Thank you and sorry for my basic English.
That's a good question, and personally I don't know if we can relate the angular momentum or "spinning" of a black hole with the casual meaning of rotating or spinning.

From a quantitative perspective one applies the conservation laws to determine that the angular momentum of a black hole plus that carried by any material blasted away at the formation is equal to the angular momentum of the star that collapsed. Then later any type of matter or energy with angular momentum that is absorbed or emitted by the black hole will add or remove angular momentum from it. But is it (the singularity?) rotating in the usual everyday meaning of the word? No idea, the question itself might be meaningless.

Gonzalo Chumillas
Maybe, the angular momentum can be understood as a distortion in the adjacent space-time around the black hole, not the black hole itself. That is: the angular momentum is a property of the adjacent space-time around a black hole. But I have no idea, actually :D

Stollaxel Stoll
A black hole does not have a conventional surface, like a basketball.
From the perspective of an outer observer all the material that builds the black hole is stuck on the horizon because of the infinite time dilation at its surface. This material is, from that perspectice, frozen right above the horizon, but angular momentum has to be conserved so it becomes space itself that rotates (with time standing still on the surface). Because there is, still speaking from the outer perspective, nothing inside black holes (not even spacetime, see the Schwarzschild paraboloid, which has a hole in the middle where the Schwarzschildradius begins), what you get is a rotating shell. For the infalling particle the story is a bit different, but as long as we are talking about the black hole from the outside.

haael
There is an interpretation of spin in Einstein-Cartan theory. In this theory, the spacetime has an additional property of torsion. Not only curvature, but also torsion. The torsion is coupled to the curvature and this is known as frame-dragging.

Rotating black hole (or in some interpretations even elementary particles) has nonzero torsion.

Mentor
The torsion is coupled to the curvature and this is known as frame-dragging.

I don't think this is correct.
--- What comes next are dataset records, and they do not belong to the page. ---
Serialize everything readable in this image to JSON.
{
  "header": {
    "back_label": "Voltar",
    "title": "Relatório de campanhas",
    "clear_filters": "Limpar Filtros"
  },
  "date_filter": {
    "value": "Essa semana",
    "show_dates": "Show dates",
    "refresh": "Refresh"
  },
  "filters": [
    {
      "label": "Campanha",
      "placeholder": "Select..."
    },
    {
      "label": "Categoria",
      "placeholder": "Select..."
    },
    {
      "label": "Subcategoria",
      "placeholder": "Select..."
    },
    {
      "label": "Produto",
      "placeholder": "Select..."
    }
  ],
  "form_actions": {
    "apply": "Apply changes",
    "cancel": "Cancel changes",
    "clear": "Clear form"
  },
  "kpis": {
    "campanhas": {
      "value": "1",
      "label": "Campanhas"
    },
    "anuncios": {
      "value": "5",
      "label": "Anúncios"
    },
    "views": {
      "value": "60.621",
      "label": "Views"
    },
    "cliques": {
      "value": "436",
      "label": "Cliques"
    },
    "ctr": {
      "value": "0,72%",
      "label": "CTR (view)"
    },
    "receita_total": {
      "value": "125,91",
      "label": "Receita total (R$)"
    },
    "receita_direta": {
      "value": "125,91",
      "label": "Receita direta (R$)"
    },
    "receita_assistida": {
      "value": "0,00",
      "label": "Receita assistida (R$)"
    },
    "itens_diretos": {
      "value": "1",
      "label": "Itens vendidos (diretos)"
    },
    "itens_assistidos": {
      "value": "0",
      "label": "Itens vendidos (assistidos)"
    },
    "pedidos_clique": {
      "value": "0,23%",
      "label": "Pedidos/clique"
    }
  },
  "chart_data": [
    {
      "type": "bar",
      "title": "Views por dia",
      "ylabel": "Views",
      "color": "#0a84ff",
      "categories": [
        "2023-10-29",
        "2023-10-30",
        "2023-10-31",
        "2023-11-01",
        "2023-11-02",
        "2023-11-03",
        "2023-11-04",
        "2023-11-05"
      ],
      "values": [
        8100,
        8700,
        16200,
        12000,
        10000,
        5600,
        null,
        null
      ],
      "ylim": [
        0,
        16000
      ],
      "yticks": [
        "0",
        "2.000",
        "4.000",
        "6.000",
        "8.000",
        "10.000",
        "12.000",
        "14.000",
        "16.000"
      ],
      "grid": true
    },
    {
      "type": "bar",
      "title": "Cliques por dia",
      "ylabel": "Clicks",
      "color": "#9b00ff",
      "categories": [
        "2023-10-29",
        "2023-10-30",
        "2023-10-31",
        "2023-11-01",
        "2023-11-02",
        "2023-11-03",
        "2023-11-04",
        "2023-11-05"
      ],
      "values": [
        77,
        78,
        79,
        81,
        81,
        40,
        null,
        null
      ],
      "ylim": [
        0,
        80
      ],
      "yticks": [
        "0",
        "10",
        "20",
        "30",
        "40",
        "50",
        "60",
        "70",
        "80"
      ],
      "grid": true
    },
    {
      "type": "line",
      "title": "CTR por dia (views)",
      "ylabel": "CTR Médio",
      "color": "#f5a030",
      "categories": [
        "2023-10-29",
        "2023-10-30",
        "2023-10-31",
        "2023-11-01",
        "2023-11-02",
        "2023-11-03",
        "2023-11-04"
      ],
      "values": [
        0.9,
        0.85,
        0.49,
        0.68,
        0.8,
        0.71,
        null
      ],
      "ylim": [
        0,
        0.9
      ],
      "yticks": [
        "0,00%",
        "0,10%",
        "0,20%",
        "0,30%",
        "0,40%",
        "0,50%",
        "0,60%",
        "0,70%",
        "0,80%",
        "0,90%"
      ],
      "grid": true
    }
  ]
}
Frame dragging is an effect that appears in standard GR, where the connection is torsion-free.

Rotating black hole (or in some interpretations even elementary particles) has nonzero torsion.

This doesn't look correct either. A rotating black hole is described by the Kerr solution in standard GR, again with a torsion-free connection.

Mentor
From the perspective of an outer observer all the material that builds the black hole is stuck on the horizon because of the infinite time dilation at its surface.

This is not correct. A black hole is a vacuum solution; there is no "material" anywhere.

The rest of your post does not look correct either. It is very important in this subject to look at the actual math, not at heuristic pop science descriptions.

Mentor
Maybe, the angular momentum can be understood as a distortion in the adjacent space-time around the black hole, not the black hole itself.

This is actually a good heuristic way of understanding, not just the angular momentum, but the mass of the hole (or indeed of any isolated object). If you go far away from the object and measure the geometry of spacetime, you will find certain aspects of that geometry that correspond to "mass" and "angular momentum". For example, you can put test objects in orbit about the isolated object and measure their orbital parameters, and from those measurements you can compute the mass and angular momentum of the isolated object.